Юля и Люба спели песню Андрея Макаревича «Давайте делать просто тишину». Чем окончательно добили именинницу.
«…И мы увидим в этой тишине
Как далеко мы были друг от друга,
Как думали, что мчимся на коне,
А сами просто бегали по кругу.
А думали, что мчимся на коне.
Как верили, что главное придет,
Себя считали кем-то из немногих
И ждали, что вот-вот произойдет
Счастливый поворот твоей дороги.
Судьбы твоей счастливый поворот.
Но век уже как будто на исходе
И скоро, без сомнения, пройдет,
А с нами ничего не происходит,
И вряд ли что-нибудь произойдёт».
Оттого, что ничего уже не произойдёт, хотелось плакать, но Наталья улыбалась, выслушивала поздравления и думала: «Скорей бы это всё кончилось».
Голубева пришла к такому же выводу, обидевшись за «ангорского козла». Подарок был царский, свитер она долго искала по бутикам, и долго торговалась, и ей было стыдно: собранных денег не хватало на «вот этот», а другой Лера брать не хотела. И повторяла упрямо: «Вот этот». В конце концов ей уступили, из бутика она вышла с тяжелым сердцем и с «вот этим» свитером. А на привале все издевались – над свитером, а значит, и над ней. Не то купила. Сами бы покупали.
Наталье она хотела подарить танец, даже юбку принесла и балетки, и наплевать что зима, не в комбинезоне же лыжном танцевать? Не в ботинках же? А теперь передумала, сидела нахохлившись, ковыряла ложечкой праздничный торт.

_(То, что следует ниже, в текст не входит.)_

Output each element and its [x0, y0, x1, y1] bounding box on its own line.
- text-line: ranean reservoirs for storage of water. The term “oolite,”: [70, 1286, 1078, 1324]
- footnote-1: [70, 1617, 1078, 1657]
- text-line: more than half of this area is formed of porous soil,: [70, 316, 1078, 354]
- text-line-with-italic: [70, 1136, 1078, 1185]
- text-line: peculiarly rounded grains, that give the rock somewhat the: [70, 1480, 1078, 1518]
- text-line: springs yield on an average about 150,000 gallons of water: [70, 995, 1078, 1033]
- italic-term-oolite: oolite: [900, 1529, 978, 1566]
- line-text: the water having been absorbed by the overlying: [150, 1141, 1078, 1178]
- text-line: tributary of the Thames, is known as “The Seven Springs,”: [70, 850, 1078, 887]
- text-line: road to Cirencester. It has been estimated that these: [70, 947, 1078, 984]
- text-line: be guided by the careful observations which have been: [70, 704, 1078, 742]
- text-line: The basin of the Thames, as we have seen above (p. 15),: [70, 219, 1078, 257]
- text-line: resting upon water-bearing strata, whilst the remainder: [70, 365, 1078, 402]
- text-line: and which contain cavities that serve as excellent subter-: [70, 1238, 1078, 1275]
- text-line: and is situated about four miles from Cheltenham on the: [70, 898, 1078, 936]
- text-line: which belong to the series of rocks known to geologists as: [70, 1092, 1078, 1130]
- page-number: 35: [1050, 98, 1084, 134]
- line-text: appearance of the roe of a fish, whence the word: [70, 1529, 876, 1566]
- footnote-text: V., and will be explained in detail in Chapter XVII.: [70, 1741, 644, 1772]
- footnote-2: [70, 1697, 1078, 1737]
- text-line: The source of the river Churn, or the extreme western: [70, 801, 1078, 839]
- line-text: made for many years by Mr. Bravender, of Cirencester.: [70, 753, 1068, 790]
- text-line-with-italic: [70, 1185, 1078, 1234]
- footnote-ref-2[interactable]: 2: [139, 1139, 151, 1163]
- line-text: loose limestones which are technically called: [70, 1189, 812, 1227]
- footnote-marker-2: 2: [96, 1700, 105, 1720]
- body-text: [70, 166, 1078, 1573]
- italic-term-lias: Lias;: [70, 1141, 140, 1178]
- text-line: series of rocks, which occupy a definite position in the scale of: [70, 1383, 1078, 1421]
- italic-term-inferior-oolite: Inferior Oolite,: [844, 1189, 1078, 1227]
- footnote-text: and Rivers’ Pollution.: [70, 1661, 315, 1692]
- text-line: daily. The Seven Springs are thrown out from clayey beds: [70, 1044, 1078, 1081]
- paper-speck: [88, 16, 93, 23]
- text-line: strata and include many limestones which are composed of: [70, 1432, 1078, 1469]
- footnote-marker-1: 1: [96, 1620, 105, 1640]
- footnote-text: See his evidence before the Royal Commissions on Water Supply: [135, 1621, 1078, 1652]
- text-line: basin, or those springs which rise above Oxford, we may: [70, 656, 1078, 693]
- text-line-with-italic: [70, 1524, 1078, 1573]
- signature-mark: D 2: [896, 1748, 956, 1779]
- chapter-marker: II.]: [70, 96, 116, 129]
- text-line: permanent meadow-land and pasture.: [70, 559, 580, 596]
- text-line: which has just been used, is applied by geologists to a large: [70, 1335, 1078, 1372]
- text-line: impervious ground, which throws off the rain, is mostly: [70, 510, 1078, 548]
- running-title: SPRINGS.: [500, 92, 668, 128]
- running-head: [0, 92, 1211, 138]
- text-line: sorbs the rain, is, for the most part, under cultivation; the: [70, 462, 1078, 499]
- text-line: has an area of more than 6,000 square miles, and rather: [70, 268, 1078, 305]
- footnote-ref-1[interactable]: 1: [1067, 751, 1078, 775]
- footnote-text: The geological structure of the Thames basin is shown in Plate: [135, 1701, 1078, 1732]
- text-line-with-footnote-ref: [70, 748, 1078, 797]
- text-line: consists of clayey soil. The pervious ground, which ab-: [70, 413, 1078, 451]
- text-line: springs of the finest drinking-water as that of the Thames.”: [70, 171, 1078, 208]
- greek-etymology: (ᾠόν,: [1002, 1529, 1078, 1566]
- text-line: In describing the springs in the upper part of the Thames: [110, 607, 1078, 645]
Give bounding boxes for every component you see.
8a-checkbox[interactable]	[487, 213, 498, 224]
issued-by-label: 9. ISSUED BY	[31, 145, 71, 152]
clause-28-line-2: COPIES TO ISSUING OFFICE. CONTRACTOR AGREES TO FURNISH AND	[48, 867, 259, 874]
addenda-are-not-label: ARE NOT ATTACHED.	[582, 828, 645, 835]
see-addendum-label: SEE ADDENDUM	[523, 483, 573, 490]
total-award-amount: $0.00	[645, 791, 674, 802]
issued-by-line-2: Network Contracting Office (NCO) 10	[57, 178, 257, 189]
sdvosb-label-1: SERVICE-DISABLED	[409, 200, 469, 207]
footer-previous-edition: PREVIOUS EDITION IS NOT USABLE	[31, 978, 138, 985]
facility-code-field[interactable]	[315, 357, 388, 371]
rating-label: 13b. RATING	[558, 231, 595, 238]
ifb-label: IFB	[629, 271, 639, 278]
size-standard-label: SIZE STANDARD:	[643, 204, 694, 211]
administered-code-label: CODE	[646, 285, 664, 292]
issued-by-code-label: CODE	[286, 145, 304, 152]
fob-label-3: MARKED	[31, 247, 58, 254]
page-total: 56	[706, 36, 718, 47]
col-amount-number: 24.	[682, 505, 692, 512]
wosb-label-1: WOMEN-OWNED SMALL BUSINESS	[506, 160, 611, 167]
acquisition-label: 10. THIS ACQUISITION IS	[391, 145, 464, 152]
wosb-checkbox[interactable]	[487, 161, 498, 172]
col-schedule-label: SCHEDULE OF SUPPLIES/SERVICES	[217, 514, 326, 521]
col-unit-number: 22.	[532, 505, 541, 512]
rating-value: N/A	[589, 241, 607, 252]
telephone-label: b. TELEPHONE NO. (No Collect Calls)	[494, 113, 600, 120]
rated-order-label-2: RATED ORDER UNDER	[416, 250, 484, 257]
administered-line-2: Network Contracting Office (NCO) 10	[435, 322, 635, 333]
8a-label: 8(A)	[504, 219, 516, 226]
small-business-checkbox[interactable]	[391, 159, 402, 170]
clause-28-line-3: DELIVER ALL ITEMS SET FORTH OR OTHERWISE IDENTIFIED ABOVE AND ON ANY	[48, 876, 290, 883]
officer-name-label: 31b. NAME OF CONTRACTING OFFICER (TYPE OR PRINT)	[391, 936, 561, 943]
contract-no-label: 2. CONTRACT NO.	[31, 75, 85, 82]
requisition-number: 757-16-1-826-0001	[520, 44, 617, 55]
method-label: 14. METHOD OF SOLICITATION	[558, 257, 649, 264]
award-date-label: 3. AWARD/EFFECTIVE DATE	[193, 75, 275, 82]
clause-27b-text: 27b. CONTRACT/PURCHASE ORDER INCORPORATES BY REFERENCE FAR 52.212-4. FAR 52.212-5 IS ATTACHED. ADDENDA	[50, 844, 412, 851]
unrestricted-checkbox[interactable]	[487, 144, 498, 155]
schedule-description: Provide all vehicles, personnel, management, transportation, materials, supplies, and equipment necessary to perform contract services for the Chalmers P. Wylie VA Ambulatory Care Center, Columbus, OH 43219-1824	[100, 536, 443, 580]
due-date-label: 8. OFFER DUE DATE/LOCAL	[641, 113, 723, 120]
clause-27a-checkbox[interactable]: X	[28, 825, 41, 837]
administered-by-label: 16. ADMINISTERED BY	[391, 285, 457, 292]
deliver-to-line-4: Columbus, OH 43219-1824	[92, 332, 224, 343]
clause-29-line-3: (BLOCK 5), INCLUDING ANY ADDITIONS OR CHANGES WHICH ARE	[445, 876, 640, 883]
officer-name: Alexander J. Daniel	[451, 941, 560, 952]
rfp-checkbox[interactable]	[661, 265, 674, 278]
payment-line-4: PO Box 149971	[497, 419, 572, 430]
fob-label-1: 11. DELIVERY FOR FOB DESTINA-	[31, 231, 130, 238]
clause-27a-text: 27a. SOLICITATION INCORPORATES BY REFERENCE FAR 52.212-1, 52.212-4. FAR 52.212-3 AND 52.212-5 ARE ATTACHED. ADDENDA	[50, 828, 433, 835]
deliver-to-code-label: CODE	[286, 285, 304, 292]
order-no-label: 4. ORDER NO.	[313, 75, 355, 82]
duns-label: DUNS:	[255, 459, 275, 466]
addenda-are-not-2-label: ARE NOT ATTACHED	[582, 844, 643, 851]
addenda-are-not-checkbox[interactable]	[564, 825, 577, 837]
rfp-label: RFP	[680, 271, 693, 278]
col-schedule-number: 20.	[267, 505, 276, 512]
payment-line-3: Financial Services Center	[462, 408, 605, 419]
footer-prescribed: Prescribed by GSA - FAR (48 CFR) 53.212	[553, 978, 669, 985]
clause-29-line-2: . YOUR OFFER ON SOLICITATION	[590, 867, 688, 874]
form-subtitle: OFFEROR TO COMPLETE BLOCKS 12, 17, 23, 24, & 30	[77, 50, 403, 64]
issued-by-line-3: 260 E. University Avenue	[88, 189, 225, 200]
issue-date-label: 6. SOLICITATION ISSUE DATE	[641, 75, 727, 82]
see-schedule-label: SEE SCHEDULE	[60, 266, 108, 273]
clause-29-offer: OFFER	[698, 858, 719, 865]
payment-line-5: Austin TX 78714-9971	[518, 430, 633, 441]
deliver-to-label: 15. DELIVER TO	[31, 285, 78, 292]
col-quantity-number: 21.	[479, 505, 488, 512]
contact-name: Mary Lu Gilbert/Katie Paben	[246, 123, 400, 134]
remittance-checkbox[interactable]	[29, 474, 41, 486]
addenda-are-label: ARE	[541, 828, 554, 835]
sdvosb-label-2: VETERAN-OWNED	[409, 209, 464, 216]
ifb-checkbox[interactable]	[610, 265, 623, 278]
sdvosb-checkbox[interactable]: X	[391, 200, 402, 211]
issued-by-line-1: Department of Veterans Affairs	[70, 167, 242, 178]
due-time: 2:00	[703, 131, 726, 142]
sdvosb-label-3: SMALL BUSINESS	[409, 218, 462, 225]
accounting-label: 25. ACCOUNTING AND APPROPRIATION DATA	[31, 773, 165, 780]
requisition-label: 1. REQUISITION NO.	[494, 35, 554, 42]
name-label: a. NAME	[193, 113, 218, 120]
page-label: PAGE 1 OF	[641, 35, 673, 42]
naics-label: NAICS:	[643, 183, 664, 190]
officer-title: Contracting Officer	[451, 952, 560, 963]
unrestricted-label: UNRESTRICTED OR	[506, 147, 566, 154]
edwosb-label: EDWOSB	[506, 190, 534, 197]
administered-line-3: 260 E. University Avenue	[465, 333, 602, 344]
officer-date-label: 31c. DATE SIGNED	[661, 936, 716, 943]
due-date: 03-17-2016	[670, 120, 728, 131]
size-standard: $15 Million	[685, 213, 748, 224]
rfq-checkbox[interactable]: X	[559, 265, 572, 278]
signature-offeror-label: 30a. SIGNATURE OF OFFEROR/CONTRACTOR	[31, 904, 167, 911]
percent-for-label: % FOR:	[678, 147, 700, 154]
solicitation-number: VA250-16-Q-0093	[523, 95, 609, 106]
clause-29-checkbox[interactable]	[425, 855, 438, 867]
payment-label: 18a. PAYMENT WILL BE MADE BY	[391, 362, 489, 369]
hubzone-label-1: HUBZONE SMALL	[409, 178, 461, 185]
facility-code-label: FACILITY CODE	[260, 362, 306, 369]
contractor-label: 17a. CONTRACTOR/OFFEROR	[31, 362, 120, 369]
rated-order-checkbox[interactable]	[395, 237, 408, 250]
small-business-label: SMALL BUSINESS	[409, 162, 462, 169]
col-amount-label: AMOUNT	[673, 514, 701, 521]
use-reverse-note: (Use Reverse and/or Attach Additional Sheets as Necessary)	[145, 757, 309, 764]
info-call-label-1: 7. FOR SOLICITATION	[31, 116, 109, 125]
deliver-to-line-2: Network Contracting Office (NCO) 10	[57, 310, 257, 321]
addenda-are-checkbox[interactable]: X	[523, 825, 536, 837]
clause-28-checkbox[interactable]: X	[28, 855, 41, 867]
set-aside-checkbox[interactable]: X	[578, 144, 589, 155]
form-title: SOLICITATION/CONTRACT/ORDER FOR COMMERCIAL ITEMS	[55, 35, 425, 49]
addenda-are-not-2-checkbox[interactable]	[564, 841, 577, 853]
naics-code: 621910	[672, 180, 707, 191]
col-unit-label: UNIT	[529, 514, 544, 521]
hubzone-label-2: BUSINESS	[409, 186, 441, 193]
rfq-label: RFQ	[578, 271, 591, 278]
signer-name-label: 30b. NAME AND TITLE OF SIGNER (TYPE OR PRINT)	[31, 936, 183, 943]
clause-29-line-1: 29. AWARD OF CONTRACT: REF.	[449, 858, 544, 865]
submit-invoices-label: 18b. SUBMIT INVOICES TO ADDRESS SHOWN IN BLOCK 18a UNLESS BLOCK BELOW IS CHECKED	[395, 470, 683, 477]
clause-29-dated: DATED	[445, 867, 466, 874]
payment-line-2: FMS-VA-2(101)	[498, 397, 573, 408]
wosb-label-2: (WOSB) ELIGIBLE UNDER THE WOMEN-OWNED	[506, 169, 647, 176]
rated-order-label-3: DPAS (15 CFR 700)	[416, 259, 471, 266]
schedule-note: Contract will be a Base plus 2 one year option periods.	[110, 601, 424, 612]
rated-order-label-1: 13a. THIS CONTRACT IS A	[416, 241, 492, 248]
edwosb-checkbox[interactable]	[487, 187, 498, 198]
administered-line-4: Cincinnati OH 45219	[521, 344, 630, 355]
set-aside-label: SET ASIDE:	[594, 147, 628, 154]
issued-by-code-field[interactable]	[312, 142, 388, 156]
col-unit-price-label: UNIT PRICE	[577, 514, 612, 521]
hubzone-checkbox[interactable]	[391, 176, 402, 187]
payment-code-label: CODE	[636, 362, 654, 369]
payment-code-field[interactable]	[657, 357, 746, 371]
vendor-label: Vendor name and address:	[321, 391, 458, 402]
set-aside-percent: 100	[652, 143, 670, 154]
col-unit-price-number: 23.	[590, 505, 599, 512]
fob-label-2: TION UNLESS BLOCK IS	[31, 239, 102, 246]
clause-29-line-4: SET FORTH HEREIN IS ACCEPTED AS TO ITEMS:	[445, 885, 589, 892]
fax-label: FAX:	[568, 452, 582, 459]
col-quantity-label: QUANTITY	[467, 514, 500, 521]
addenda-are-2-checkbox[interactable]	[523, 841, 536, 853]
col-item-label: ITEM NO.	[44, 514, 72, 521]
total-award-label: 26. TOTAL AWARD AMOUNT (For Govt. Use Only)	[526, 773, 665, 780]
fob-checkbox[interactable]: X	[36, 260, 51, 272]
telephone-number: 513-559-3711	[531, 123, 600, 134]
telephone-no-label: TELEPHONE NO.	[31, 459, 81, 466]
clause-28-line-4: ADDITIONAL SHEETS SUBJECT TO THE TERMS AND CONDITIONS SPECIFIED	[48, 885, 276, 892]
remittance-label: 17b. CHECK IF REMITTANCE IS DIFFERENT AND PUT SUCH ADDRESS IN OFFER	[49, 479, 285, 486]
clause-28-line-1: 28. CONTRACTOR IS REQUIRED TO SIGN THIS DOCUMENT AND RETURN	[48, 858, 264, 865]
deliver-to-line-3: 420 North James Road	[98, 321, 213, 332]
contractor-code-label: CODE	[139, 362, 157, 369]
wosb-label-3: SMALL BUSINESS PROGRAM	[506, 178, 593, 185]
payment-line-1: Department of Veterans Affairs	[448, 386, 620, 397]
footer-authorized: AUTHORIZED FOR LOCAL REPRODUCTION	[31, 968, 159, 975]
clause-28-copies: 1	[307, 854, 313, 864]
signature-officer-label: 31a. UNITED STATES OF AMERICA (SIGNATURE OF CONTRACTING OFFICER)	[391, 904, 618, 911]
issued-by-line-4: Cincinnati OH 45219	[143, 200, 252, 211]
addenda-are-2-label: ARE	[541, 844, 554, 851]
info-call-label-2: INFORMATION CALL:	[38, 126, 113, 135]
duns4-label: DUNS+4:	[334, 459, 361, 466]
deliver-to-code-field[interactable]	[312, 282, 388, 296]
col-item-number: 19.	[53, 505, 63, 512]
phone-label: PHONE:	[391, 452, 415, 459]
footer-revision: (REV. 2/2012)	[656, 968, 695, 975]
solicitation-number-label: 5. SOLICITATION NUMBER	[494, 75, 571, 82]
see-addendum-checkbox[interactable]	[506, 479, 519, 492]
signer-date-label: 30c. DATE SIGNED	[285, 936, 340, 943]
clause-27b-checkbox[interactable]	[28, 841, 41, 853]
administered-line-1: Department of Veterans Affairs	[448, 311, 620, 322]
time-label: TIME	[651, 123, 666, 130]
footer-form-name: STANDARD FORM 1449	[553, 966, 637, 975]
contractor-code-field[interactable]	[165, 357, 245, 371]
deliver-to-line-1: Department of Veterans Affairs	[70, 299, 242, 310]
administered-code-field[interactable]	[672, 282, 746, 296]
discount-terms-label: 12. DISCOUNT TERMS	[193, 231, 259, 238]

Надя, которая пекла этот торт полночи, обиделась: все едят, а она сидит с таким видом, словно перед ней не суфле, а кусок поролона. Откуда Наде было знать, что Лера обиделась за свитер, который Наталья убрала в рюкзак, а могла бы надеть, не сгорел бы, дрова сухие, искр нет совсем. Не к лицу седло корове, мстительно думала Лера.
Юля и Люба боялись за гитары: мороз усилился, у костра-то ничего, тепло, а нам их обратно нести, четыре километра и в вагоне холодно. И мальчишек не узнать, в поезде ехали весёлые, а сейчас умученные сидят. На лыжах с нами не поехали, отчего устали, непонятно. А Ваське с Надькой смешно, рот до ушей, хоть завязочки пришей.